The Realm of the Hungry Ghosts
In Buddhist cosmology, beings are reborn through six realms according to their karma: the realms of gods, demigods (asuras), humans, animals, hungry ghosts, and hell-beings. The preta-loka, the realm of the hungry ghosts, is one of the lower, suffering destinies — the rebirth that awaits those whose lives were ruled by greed, avarice, gluttony, and the grasping refusal to give. As pretas, such beings are condemned to experience the very nature of craving as endless, unsatisfiable torment.
The Insatiable Hunger
The preta is the embodiment of frustrated craving. The classic image is unforgettable and grotesque: a being with an enormous, swollen, empty belly and a tiny, needle-thin throat and pinhole mouth — so that it is wracked by ravenous hunger and thirst, yet can never take in more than the smallest morsel, never enough to satisfy or even ease its agony. Food and drink turn to fire, filth, or pus as they approach its lips; the rivers dry up before it; whatever it seeks to consume is denied or transformed into torment. The preta suffers the perfect torture of desire that can never, ever be fulfilled.
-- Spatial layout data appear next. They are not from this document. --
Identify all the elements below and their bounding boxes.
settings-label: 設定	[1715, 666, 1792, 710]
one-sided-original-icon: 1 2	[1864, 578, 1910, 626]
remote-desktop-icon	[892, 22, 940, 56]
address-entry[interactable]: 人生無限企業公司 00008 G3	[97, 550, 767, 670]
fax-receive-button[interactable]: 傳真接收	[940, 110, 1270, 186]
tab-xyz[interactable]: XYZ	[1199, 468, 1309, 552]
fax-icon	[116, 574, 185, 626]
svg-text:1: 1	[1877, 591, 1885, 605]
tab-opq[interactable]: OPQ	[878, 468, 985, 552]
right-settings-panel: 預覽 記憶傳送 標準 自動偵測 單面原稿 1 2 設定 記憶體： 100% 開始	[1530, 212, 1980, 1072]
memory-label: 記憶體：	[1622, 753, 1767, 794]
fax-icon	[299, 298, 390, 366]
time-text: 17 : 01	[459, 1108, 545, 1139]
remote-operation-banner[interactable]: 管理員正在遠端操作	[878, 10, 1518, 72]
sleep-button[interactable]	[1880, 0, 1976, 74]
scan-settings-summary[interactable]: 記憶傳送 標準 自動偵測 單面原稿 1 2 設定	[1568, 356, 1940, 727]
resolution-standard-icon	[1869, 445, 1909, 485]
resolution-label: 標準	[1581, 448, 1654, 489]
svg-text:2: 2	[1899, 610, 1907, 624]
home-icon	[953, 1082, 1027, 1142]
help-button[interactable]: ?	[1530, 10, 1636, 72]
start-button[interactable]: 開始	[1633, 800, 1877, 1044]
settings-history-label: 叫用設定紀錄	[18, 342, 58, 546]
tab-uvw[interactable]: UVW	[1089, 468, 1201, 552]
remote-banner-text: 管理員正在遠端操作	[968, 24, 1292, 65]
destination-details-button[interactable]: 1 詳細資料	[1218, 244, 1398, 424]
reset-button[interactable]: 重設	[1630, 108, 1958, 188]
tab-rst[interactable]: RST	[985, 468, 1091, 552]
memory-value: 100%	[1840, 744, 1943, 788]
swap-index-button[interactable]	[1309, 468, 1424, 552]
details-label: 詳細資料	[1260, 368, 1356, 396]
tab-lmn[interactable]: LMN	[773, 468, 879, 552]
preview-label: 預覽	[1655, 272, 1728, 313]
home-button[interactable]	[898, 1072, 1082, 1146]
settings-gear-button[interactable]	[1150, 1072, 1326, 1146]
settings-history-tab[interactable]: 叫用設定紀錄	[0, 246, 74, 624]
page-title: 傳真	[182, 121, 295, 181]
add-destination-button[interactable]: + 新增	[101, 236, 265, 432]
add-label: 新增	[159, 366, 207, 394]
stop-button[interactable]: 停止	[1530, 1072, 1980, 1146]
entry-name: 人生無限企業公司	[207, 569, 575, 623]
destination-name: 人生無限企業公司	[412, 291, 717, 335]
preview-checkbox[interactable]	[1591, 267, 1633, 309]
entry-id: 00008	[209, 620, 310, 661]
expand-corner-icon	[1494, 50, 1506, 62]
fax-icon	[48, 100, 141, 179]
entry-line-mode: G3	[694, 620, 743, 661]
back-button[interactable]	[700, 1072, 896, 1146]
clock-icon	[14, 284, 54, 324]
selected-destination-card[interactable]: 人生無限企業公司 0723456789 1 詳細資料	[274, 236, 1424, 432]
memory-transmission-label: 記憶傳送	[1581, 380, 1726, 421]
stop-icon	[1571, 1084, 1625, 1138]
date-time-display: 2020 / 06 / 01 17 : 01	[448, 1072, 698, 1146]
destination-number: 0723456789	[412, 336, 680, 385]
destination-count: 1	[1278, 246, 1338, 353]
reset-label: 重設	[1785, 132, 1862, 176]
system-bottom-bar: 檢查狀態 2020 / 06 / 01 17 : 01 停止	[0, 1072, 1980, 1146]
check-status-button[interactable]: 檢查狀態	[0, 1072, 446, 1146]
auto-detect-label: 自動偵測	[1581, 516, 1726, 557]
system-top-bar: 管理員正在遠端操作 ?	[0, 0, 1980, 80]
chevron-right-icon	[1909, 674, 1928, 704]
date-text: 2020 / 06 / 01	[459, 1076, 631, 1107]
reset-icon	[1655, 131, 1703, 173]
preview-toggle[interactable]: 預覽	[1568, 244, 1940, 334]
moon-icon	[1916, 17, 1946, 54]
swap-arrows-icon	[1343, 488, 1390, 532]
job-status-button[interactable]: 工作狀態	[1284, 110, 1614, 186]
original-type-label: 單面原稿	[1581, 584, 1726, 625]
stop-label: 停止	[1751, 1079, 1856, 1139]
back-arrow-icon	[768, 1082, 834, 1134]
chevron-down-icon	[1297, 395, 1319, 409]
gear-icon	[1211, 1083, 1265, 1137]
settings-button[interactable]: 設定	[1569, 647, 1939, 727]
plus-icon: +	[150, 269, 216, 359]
Compassion and the Feeding of the Ghosts
The pretas are objects of great compassion in Buddhism, and the relief of their suffering is a major theme of practice. The festival of the hungry ghosts (the Ullambana or Ghost Festival, the Obon of Japan) is dedicated to feeding and releasing them through offerings and merit; the story of the monk Maudgalyayana, who sought to save his mother reborn as a preta, is its origin. Rituals offer food and merit to ease the ghosts’ torment and help them toward a better rebirth. The preta thus teaches both the karmic consequence of greed and the call to generosity and compassion. In the Preta, Buddhism gave form to craving itself made flesh — the hungry ghosts with their swollen bellies and needle throats, suffering the endless torment of desire that can never be satisfied, a fearful teaching on greed and a call to the compassion that would feed even the ghosts.